In the current NFL with new rules and strategies in place that have further lessened the impact a return man can have on a game, I'm not sure it even makes sense to use a precious 53-man spot on an exclusive return man. At this point, it appears the Ravens' three top choices at returner are Michael Campanaro, Keenan Reynolds and Kaelin Clay. All three, and probably a couple of other players, will get plenty of return opportunities in training camp workouts and the preseason. Ultimately, though, it might come down to what player or players the coaching staff feels can help them in not only the return game but on offense.

Bring the heat

The forecast for the Ravens' first three training camp practices in Owings Mills: 92 degrees and partly cloudy on Thursday, 88 with potential morning thunderstorm on Friday and 89 and partly cloudy on Saturday.
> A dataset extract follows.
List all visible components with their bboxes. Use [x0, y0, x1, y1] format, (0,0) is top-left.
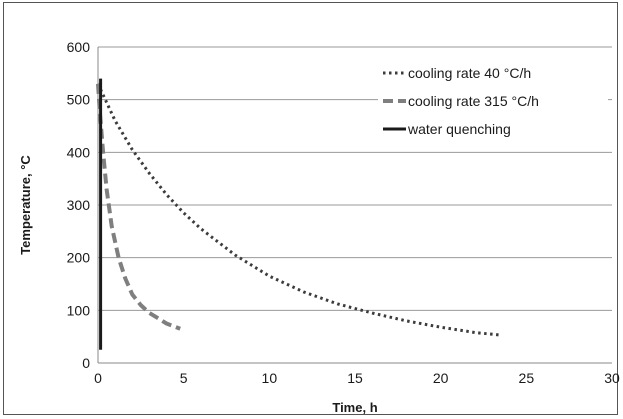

The Ravens will start practice at 9 a.m. each day, which will allow them to avoid being on the field during the hottest part of the day, but the conditioning level of the players will surely be tested early with those temperatures.

PUP clarification

I wanted to clarify something from the other day. The six players the Ravens placed on the physically unable to perform list – Trent Richardson, Steve Smith Sr., Breshad Perriman, Suggs and Dumervil – do count toward the team's 90-man roster. The Ravens cannot temporarily replace those players on the roster until they get healthy. Still, even with those six counting toward the 90-man roster, the Ravens still have one opening they can fill before Thursday's first official full-squad practice.